Please help me show the power of Personal Learning Networks by responding to some or all of the following requests:

  • Add a comment to this post mentioning any part of your own PLE that other teachers might find valuable;
  • If you are on Twitter, follow me, and when I ask for responses, use “Reply” so I can show how the network can help almost instantly; and/or
  • If you have some ideas that might help, “Direct Message” me in Twitter.

I’m presenting Sunday, August 10 at 11:45, Central Daylight Time – an hour ahead of Eastern Daylight Time. (It’s 8:30 near Toronto, and 7:30 there.)

So I’m requesting your help, and, in return, I will post some version of my presentation after the conference is over and I’m home again. So thanks in advance.

MERLOT Member Page
MERLOT Member Page

Who’s the Audience and Where are they?

In response to Michele Martin’s post, Developing Work Literacies: Who’s the Target Audience?
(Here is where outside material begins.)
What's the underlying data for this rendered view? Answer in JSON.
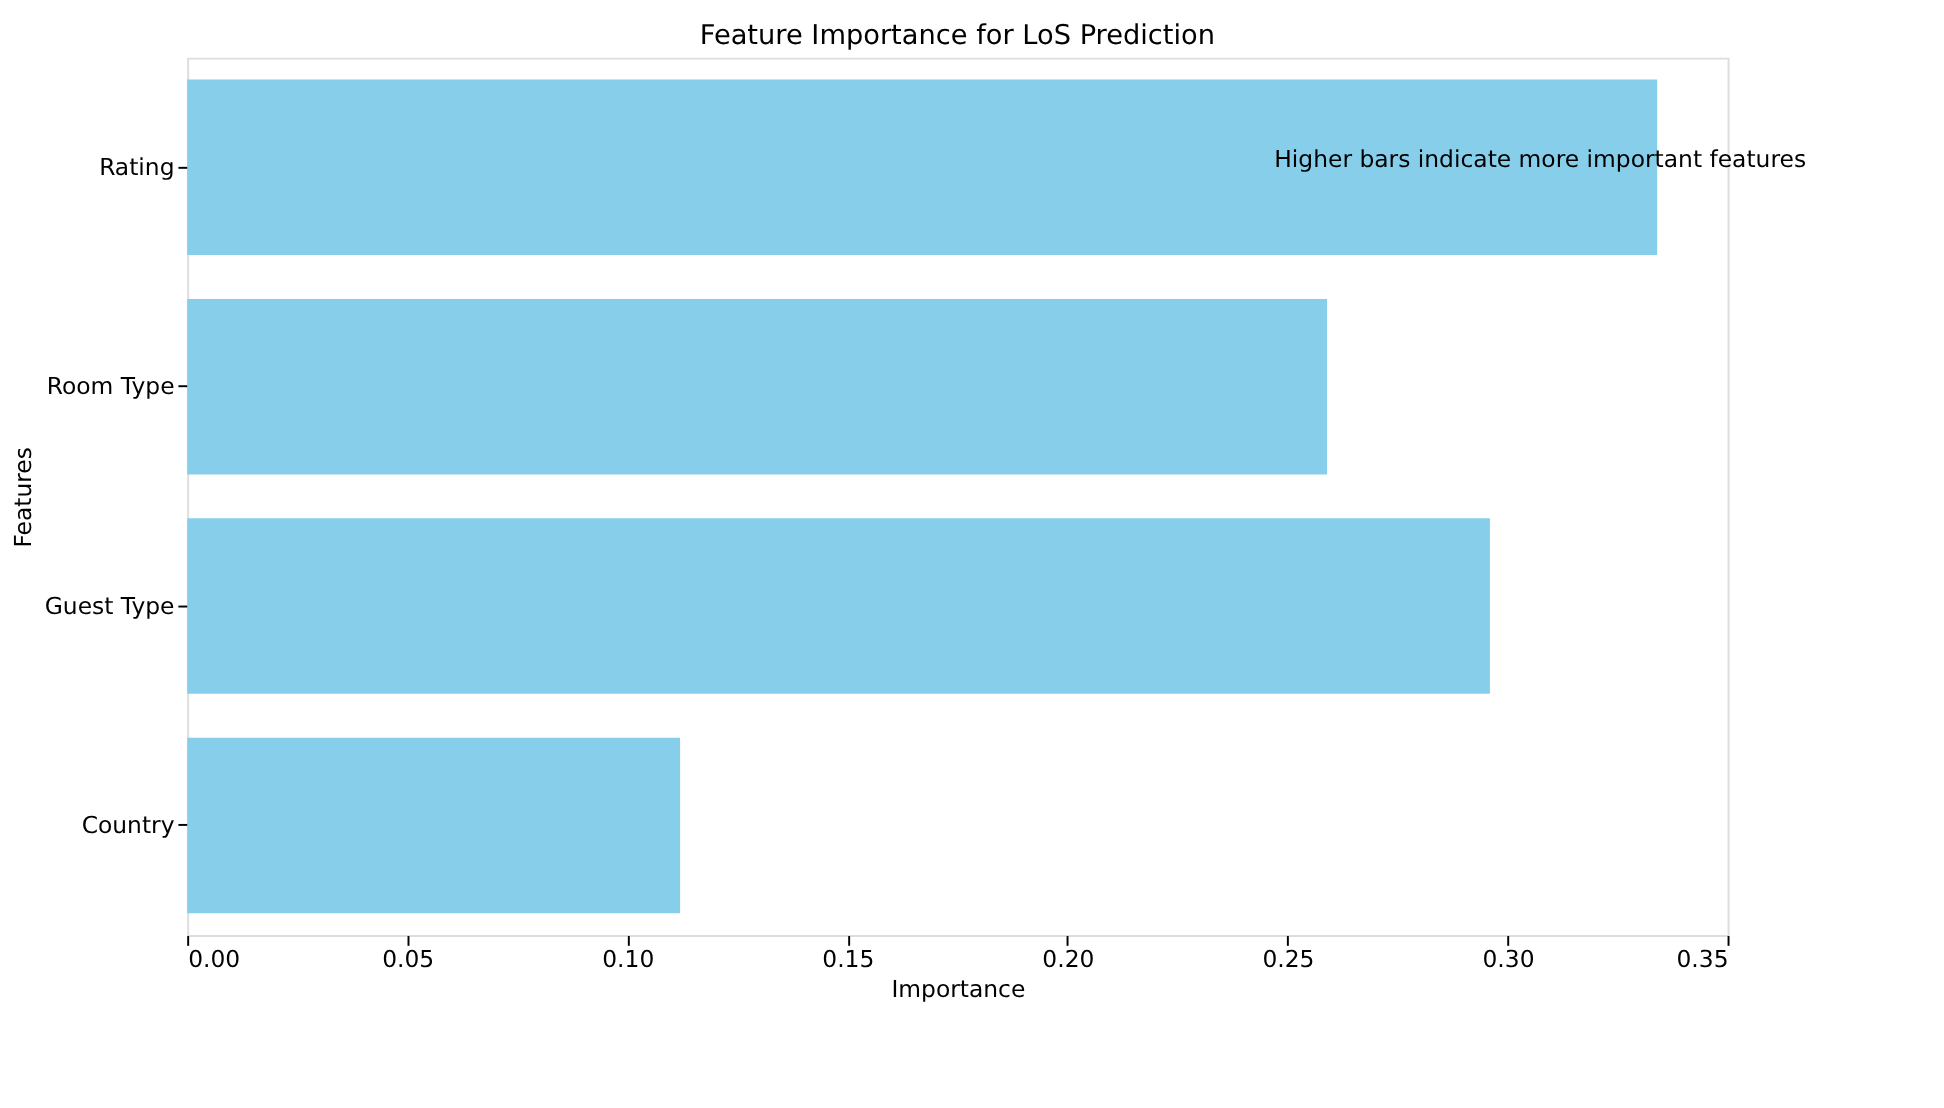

I keep thinking about how information spreads. I’ve watched it spread online and know where to watch to keep up. I found the phrase that was going round the web a few months ago interesting: “News finds me!” and it’s true that web-savvy people set up networks that push the info they’re interested in at them. But what about offline? How does information spread there?

I thought about this yesterday as I picked up some cookies in an upscale market. There was a cooking show on the screen you could watch while waiting in the cashier lineup. Free ideas for meals! I thought about how people get inspired to learn while I was in an Apple Store attending a free workshop. The session had too much information to learn effectively but you could see the possibilities of Keynote, especially if you were familiar with PowerPoint (I am) and if you’d already played with Keynote (I have).

(An aside: if anyone knows how to change the font of a theme for the whole show rather than one slide at a time, I’d appreciate the information. Same thing with setting transitions for the whole show rather than one at a time. Other than those, I love Keynote.)

I thought about how people pick up ideas to try out while listening to friends and my husband discuss cooking shows. Then I thought about the strategy of a used car saleman (I think they know audience behavior;->) I used to teach with. When our office layout was changed, he always ended up next to the coffee. He said that it was the communication hub. They don’t have department coffee spots any more where I used to work; they have a Tim Hortons and a Second Cup. Maybe a Starbucks too by now; I haven’t been on that campus for a couple of years. The principle continues; people now meet in the coffee line-ups and chat. And there are notices, ads, and even screens with slideshows repeating themselves positioned around the lineups.

Word-of-mouth is powerful and can be stimulated by well-placed, well-designed media. If flyers and ads on the benefits of web and computer applications were as omnipresent as cooking shows and essay mills, if people were alerted in line-ups to one simple, short series of actions that could make their work easier or more interesting, wouldn’t that speed up the adoption of Work Litracy behaviors? If the posters or shows were rotated a couple of times a week, so there was both novelty and repetition, …

If there can be coffee franchises, why not Work Literacy franchises? Or have I gone too far into fantasy land again?